Yesterday afternoon I caught up on a bunch of work while watching Battle of the Sexes, starring Emma Stone as Billie Jean King and Steve Carell as Bobby Riggs. It’s the story of the start of the Women’s Tennis Association as well as Billie Jean King’s realization of her attraction to women. I always feel grateful to be able to watch stories like this at the press of a button on the TV remote; I couldn’t have imagined this as a kid, not the streaming video and not the storyline being depicted so freely.
I’m grateful, too, that Mr. Cat is feeling better even though this means he’s back to waking me up at five in the morning for his breakfast. When he was feeling ill, he slept in, and I gave him special food with lots of gravy to hide the fruit flavor of his antibiotics.
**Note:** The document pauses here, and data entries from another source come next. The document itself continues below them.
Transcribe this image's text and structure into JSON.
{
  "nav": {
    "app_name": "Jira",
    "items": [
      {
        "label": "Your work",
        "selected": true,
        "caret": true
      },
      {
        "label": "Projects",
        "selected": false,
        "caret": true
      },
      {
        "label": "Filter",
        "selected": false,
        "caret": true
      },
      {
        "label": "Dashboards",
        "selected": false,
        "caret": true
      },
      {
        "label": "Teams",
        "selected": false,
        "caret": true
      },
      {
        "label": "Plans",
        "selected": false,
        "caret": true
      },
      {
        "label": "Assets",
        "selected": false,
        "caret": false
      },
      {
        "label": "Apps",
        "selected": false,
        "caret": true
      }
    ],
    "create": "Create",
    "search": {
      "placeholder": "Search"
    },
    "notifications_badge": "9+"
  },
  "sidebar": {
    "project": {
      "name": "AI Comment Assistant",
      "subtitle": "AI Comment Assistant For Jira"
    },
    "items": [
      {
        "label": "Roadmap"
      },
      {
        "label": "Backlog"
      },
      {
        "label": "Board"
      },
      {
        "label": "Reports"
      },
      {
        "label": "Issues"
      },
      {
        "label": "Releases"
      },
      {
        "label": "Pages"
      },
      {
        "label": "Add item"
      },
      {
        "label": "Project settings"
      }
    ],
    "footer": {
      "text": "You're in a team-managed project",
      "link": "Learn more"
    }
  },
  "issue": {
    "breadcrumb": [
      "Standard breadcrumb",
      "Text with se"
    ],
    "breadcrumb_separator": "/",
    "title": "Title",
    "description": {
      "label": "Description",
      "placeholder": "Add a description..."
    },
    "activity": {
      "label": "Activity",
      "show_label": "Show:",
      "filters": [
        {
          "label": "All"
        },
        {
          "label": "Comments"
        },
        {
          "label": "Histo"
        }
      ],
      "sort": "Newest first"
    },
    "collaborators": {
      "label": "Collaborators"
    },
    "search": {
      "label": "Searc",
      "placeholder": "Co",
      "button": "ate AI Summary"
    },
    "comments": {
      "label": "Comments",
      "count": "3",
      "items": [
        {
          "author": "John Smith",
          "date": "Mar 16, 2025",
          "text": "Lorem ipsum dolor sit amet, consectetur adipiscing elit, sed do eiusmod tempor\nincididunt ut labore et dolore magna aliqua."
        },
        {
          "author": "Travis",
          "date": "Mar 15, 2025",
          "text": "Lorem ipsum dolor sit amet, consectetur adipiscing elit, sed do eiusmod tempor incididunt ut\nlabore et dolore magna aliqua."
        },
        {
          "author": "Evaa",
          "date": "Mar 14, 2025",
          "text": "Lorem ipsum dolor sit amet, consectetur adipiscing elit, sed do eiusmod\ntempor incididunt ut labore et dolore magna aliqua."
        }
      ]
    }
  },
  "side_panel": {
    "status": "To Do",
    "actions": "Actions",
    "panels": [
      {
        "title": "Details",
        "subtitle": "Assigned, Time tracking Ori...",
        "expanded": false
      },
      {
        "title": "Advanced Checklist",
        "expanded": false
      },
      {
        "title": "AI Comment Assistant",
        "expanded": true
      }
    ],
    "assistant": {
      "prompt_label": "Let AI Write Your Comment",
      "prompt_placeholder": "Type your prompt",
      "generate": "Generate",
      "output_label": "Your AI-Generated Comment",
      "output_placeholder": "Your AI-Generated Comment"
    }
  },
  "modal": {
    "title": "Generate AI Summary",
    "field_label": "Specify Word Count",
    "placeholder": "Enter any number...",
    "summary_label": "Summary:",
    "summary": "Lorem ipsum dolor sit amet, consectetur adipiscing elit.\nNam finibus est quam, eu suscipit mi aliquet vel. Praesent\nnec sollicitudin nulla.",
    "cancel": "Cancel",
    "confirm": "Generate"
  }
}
Now he’s happy with the regular old food he’s always eaten (though he has plenty of special treats).
Last weekend, we moved one of my bookshelves from the living room to the tiny office bedroom, and I’m grateful for the pleasure of handling my books as I put them back on the shelf now. They are a comfort. This whole house is a comfort, and I often think about how my grandparents lived in a housing project and saved up to move here. A lot of people don’t think of the suburbs as a gift, but they are to me.
Today is Saturday and there’s a market in the little downtown square in front of city hall. Marisa is at work, but we’ll go another Saturday. The last time we went, she bought a chai spice liquor that she sometimes adds to tea for a nightcap.
When spring quarter wraps up in two weeks, we’re going to spend two nights at the ocean to look off into the endless distance over the water while walking along the boardwalk and the beach. We’ll see a couple of lighthouses and go into town to take a picture of what used to be the world’s largest frying pan.
The day after we get back, it will be the summer solstice. I’ll let you know what happens after that.